今月の話題は大臼歯の(後方)遠心移動です。中学生以上の抜かない矯正治療においては大臼歯の遠心移動が多くの場合必要です。
その理由は歯の生理的な性質にあります。歯の根は真直ぐではなく根尖で後方へほんの少し曲がっています。

咬合力がかかるたびに歯はいったん沈み込みまた浮き上がる動きをしますが、そのたびごとに少しずつ前方へ移動していきます。 この性質があるため歯並びはバラバラにならずに一つの連続したアーチの形状を保っています。
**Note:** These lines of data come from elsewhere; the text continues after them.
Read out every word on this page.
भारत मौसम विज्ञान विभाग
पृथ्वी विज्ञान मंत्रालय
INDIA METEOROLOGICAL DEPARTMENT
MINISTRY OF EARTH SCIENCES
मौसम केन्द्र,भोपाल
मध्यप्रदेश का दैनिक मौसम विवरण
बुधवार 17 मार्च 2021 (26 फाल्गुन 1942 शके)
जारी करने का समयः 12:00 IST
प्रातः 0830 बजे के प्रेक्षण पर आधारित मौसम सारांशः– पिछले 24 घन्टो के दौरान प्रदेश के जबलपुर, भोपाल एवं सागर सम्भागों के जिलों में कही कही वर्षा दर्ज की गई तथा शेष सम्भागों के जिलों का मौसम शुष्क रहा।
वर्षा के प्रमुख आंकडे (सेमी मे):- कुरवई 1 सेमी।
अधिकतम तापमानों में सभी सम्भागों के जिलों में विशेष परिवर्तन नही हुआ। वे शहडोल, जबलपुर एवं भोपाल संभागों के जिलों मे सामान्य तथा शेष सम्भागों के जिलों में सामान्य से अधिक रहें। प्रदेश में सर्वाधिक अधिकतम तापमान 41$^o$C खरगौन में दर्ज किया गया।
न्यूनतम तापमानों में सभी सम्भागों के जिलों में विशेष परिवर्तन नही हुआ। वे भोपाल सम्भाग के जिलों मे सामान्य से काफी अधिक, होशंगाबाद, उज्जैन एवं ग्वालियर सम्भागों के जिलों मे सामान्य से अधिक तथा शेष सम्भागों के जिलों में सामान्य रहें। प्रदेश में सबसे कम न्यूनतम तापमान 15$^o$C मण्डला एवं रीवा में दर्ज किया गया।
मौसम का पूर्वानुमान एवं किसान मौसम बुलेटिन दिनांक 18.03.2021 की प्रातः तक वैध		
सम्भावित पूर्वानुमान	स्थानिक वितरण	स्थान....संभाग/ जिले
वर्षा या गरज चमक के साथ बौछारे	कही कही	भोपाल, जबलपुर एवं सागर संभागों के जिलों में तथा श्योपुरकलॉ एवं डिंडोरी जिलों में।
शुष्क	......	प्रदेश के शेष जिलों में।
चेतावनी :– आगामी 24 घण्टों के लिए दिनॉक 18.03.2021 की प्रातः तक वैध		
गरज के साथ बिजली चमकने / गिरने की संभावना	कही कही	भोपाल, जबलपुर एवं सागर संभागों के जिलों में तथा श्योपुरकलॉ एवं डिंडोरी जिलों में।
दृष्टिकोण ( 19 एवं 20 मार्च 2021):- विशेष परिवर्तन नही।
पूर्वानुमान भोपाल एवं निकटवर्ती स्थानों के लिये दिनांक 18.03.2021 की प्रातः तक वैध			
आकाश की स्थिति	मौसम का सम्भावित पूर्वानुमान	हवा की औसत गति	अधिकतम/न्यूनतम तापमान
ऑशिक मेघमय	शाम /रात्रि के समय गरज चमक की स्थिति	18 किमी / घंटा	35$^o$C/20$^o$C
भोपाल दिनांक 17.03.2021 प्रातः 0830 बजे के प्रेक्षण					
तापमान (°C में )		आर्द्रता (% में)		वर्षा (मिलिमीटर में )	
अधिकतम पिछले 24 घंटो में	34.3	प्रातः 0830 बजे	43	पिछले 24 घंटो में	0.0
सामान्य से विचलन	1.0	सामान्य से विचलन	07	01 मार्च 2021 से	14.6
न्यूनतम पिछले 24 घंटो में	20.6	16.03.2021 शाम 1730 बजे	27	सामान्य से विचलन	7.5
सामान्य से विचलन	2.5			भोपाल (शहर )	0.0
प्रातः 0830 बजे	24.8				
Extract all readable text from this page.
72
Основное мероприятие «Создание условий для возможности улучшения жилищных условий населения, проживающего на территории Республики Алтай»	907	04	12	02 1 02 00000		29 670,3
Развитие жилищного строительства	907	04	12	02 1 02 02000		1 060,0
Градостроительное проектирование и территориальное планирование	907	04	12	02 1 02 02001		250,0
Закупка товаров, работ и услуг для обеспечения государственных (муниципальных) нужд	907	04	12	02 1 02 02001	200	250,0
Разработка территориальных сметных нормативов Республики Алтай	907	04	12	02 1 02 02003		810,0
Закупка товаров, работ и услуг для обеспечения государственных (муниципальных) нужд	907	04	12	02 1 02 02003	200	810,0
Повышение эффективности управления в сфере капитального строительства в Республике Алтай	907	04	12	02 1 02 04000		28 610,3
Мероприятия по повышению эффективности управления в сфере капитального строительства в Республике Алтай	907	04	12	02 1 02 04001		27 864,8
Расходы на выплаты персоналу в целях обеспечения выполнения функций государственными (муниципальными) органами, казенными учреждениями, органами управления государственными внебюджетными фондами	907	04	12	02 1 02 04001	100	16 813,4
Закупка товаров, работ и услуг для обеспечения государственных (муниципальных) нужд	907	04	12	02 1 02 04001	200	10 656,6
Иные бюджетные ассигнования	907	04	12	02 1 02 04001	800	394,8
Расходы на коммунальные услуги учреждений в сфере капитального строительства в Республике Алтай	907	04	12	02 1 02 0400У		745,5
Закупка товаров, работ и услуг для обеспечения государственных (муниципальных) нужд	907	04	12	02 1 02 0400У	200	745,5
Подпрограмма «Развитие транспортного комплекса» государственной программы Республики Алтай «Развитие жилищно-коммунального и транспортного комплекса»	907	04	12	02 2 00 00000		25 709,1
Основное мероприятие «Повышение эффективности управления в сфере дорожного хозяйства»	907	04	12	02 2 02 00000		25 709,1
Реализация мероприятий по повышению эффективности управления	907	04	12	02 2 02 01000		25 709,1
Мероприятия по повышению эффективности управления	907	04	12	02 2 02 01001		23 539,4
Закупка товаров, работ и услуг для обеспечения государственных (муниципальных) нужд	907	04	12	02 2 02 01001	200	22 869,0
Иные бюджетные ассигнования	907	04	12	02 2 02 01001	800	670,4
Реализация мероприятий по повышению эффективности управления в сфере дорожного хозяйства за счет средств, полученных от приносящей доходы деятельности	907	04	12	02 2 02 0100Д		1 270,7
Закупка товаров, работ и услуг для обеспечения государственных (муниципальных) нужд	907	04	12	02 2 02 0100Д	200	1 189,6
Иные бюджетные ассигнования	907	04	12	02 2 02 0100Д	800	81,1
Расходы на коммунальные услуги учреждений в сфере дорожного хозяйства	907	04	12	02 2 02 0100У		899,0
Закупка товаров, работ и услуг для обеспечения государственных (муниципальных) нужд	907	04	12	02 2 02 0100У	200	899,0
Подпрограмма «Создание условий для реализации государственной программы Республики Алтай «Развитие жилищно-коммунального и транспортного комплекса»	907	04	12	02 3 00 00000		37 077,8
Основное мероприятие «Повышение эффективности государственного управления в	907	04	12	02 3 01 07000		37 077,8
隙間ができると後方の歯が前方へ移動して隙間を埋めます。
歯の種類によってこの力が強い歯と弱い歯があります。口が開いていたり、舌で前歯を押す癖があったり、下唇で上顎前歯を下から押し上げる(下唇を吸い込む、下唇を上顎前歯の下にはさむ、下唇を噛む)癖があると上顎前歯は前に押し出され、その跡に後ろの歯が移動してきます。
奥歯はどんどん引きずり出されて、本来の位置より前方へ移動していき、前に押し出された上顎前歯は後ろの歯が一緒に前方へ移動してくるため戻れません。
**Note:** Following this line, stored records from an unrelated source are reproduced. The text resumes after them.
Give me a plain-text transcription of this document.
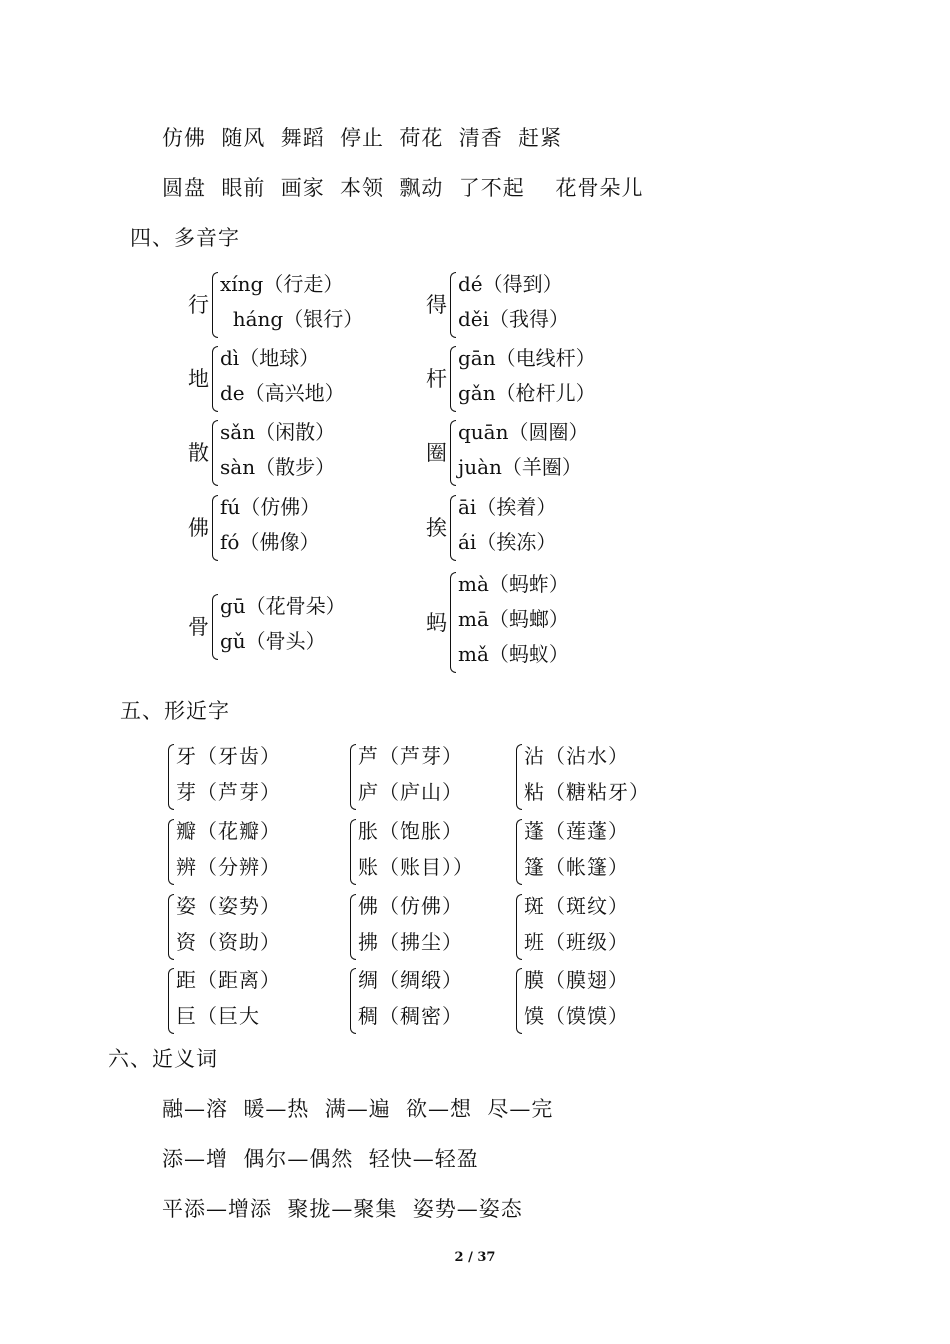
仿佛  随风  舞蹈  停止  荷花  清香  赶紧
圆盘  眼前  画家  本领  飘动  了不起    花骨朵儿
四、多音字
行
xíng（行走）
háng（银行）
得
dé（得到）
děi（我得）
地
dì（地球）
de（高兴地）
杆
gān（电线杆）
gǎn（枪杆儿）
散
sǎn（闲散）
sàn（散步）
圈
quān（圆圈）
juàn（羊圈）
佛
fú（仿佛）
fó（佛像）
挨
āi（挨着）
ái（挨冻）
骨
gū（花骨朵）
gǔ（骨头）
蚂
mà（蚂蚱）
mā（蚂螂）
mǎ（蚂蚁）
五、形近字
牙（牙齿）
芽（芦芽）
芦（芦芽）
庐（庐山）
沾（沾水）
粘（糖粘牙）
瓣（花瓣）
辨（分辨）
胀（饱胀）
账（账目））
蓬（莲蓬）
篷（帐篷）
姿（姿势）
资（资助）
佛（仿佛）
拂（拂尘）
斑（斑纹）
班（班级）
距（距离）
巨（巨大
绸（绸缎）
稠（稠密）
膜（膜翅）
馍（馍馍）
六、近义词
融—溶  暖—热  满—遍  欲—想  尽—完
添—增  偶尔—偶然  轻快—轻盈
平添—增添  聚拢—聚集  姿势—姿态
2 / 37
上顎前歯が斜めになると下顎前歯との間の空間がますます大きくなり、さらに下唇が入り込みやすくなります。
楔を打つように上顎、下顎前歯の位置は連続しておし広げられるように変化します。
移動は一方方向へ(上顎前歯はさらに斜めに、下顎前歯はさらに内側へ)止まることなく続きます。
そのため小学1年生くらいではそれ程でもなかった、上顎前歯の傾きは年齢とともに悪化します。5年前の状態と今の状態を比べると必ず状況は悪い方向へ変わっています。歯の重なりがひどくなっていることもあります。
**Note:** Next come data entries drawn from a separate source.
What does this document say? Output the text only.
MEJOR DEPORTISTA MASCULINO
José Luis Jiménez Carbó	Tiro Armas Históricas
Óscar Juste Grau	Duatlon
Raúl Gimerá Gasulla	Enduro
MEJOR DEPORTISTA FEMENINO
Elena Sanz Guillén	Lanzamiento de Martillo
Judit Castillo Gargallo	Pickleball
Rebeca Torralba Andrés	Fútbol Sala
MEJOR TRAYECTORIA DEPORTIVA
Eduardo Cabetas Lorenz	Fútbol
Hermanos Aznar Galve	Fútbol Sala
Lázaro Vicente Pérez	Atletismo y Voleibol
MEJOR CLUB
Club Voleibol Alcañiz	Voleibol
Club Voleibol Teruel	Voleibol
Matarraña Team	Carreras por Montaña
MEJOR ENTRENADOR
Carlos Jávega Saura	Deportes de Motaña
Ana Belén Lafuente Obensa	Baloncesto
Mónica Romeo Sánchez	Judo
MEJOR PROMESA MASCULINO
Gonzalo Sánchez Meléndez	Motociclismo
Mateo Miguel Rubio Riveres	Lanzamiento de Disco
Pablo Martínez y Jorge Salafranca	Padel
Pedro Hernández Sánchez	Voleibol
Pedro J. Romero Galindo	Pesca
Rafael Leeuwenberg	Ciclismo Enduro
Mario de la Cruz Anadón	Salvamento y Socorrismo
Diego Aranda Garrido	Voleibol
歯列の拡大だけでは隙間の確保に限界がある場合があるのはそのためです。出てきてしまった歯を元に戻すには戻る先の隙間が必要です。
小臼歯を抜いて隙間を作る方法が多く行われていますが、前方方向へ引きずり出された大臼歯をもとの位置に押し戻せれば本来の形が復元できることになります。
この方法は20年ほど前に開発され、臨床に応用されてきました。それ以前は大臼歯をもとに押し戻す方法がわからなかったため、ほとんどの場合、抜歯による隙間の獲得が採用されていました。なるべくひどくなる前に、年齢が若いうちにリセットすることが成功の秘訣です。近年歯科矯正用アンカースクリューを使用した矯正歯科治療が登場し、大臼歯の遠心移動はさらに成功の確率が高くなってきています。